Zwei alte Chefdiplomaten unter sich: Henry Kissinger und Hans-Dietrich Genscher im Jahre 2005 (Foto: Getty Images)

"Es war gleich in seiner ersten Amtswoche, da haben wir uns in Bad Reichenhall getroffen und einen Nachmittag lang über Außenpolitik diskutiert. Wir beschlossen auch, uns regelmäßig zu treffen - und in der Folge gelang es uns meistens, die deutsche und unsere Außenpolitik aufeinander abzustimmen. Ich habe ihn von Anfang an als Mann mit hohen politischen Fähigkeiten und großem Intellekt betrachtet.
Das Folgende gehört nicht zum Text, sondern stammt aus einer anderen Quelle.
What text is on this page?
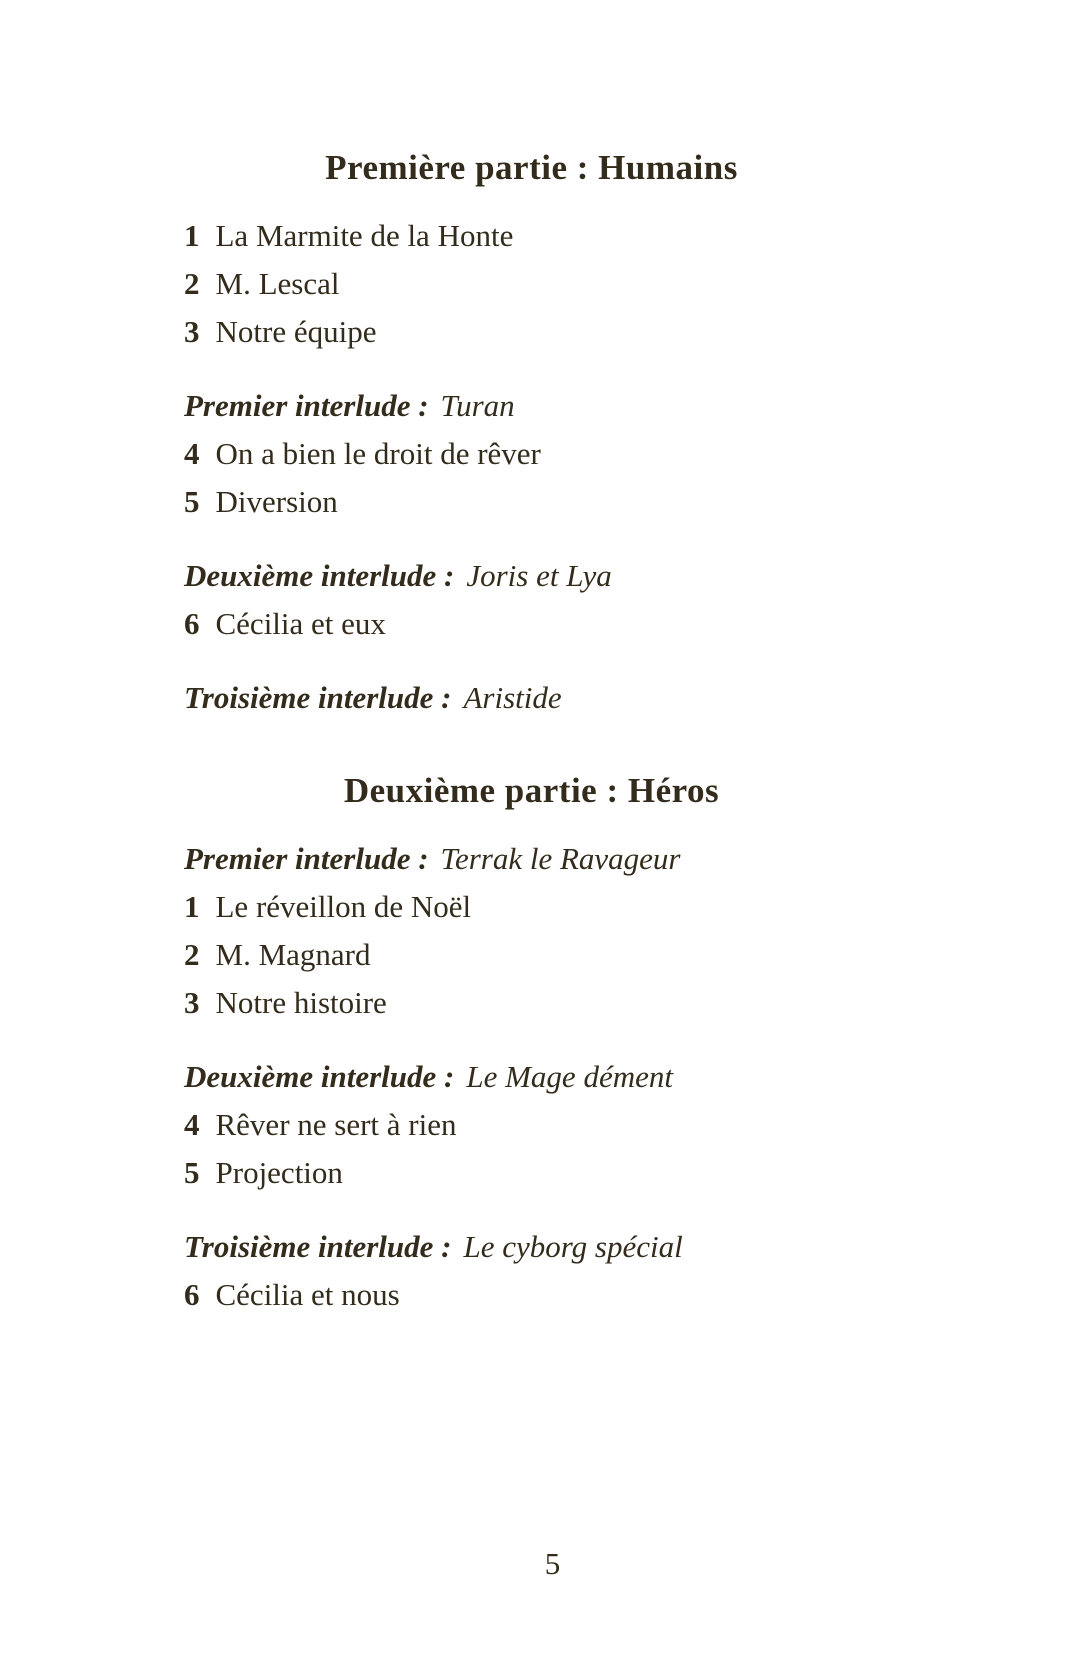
Première partie : Humains

1 La Marmite de la Honte

2 M. Lescal

3 Notre équipe

Premier interlude : Turan

4 On a bien le droit de rêver

5 Diversion

Deuxième interlude : Joris et Lya

6 Cécilia et eux

Troisième interlude : Aristide

Deuxième partie : Héros

Premier interlude : Terrak le Ravageur

1 Le réveillon de Noël

2 M. Magnard

3 Notre histoire

Deuxième interlude : Le Mage dément

4 Rêver ne sert à rien

5 Projection

Troisième interlude : Le cyborg spécial

6 Cécilia et nous

5
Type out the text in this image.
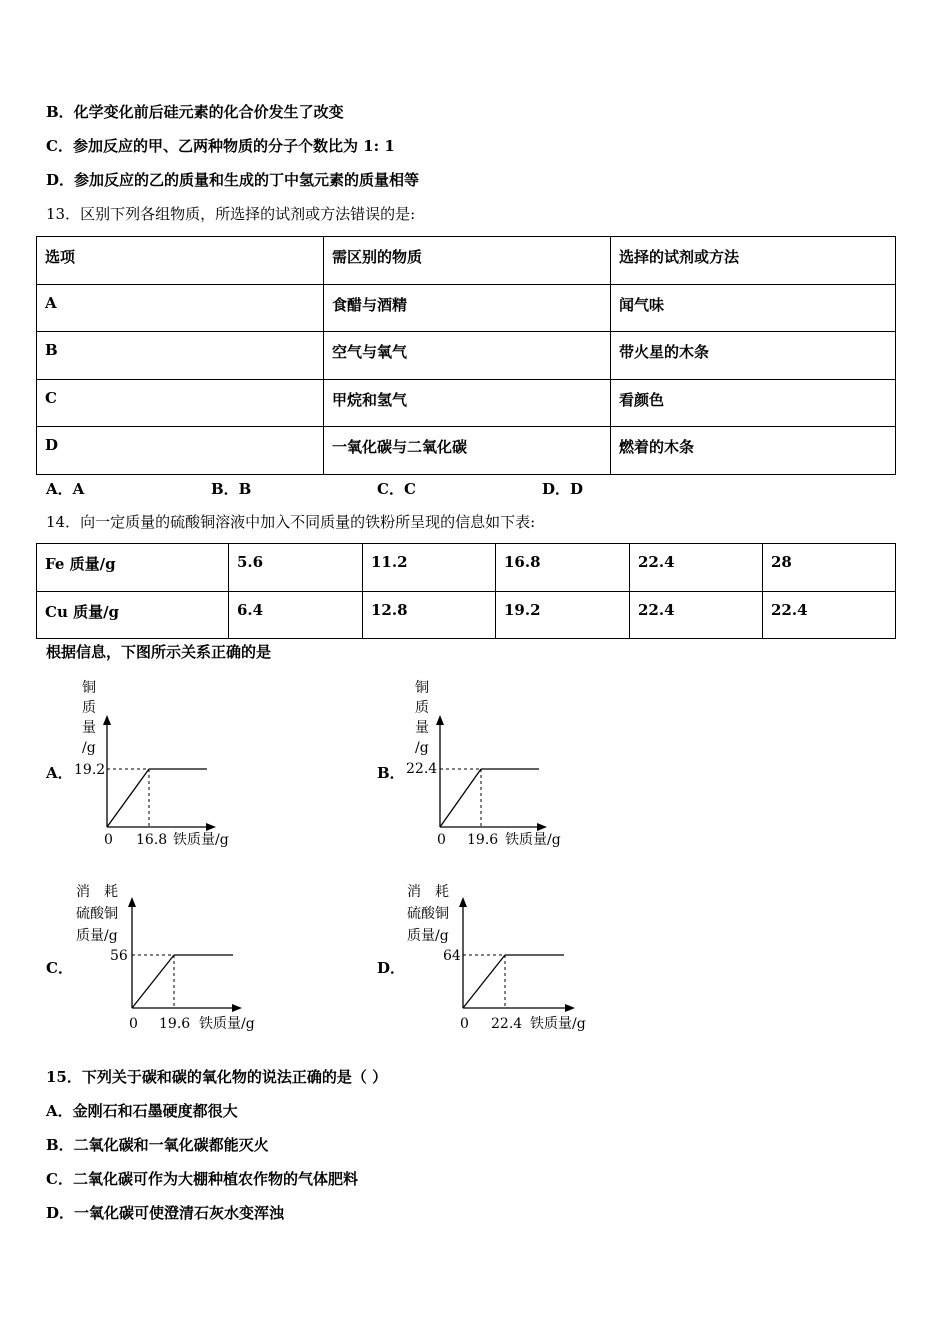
B．化学变化前后硅元素的化合价发生了改变
C．参加反应的甲、乙两种物质的分子个数比为 1: 1
D．参加反应的乙的质量和生成的丁中氢元素的质量相等
13．区别下列各组物质，所选择的试剂或方法错误的是:
选项	需区别的物质	选择的试剂或方法
A	食醋与酒精	闻气味
B	空气与氧气	带火星的木条
C	甲烷和氢气	看颜色
D	一氧化碳与二氧化碳	燃着的木条
A．A	B．B	C．C	D．D
14．向一定质量的硫酸铜溶液中加入不同质量的铁粉所呈现的信息如下表:
Fe 质量/g	5.6	11.2	16.8	22.4	28
Cu 质量/g	6.4	12.8	19.2	22.4	22.4
根据信息，下图所示关系正确的是
A．
铜
质
量
/g
19.2
0 16.8 铁质量/g
B．
铜
质
量
/g
22.4
0 19.6 铁质量/g
C．
消　耗
硫酸铜
质量/g
56
0 19.6 铁质量/g
D．
消　耗
硫酸铜
质量/g
64
0 22.4 铁质量/g
15．下列关于碳和碳的氧化物的说法正确的是（ ）
A．金刚石和石墨硬度都很大
B．二氧化碳和一氧化碳都能灭火
C．二氧化碳可作为大棚种植农作物的气体肥料
D．一氧化碳可使澄清石灰水变浑浊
Im Umgang mit uns zeigte er bald Unabhängigkeit im Handeln, er betrieb Politik nicht wie ein Untertan Amerikas. Das hat er sehr geschickt gemacht und ohne jede Trübung des guten persönlichen Verhältnisses, das wir bald hatten. Heute betrachte ich ihn als persönlichen Freund.

Ich denke, er hat jeden Außenminister, den er traf, um das Versprechen gebeten, eines Tages mit ihm nach Halle zu reisen, in seine Heimatstadt. Nur lag diese in der DDR und wir sprechen von den siebziger Jahren, als die Vorstellung, nach einer deutschen Wiedervereinigung eine Halle-Reise anzutreten, nicht mehr war als eine Bestrebung.

"Ich war oft bei ihm zu Hause"

Und natürlich haben wir es ihm alle versprochen - schon weil wir dachten, es würde ohnehin niemals geschehen. Aber dann geschah es doch, und er lud mich und Michael Gorbatschow nach Halle ein, und ich bin mit Genscher von Westdeutschland nach Halle geflogen. Der Besuch dort wurde einer der bewegendsten Augenblicke meines politischen Lebens.

Er hat Humor, auch wenn er nicht der Typ war, der mir ständig viele Witze erzählte. Aber er gab unseren Treffen eine sehr persönliche Atmosphäre, ich war oft bei ihm zu Hause - und er bei mir in den USA."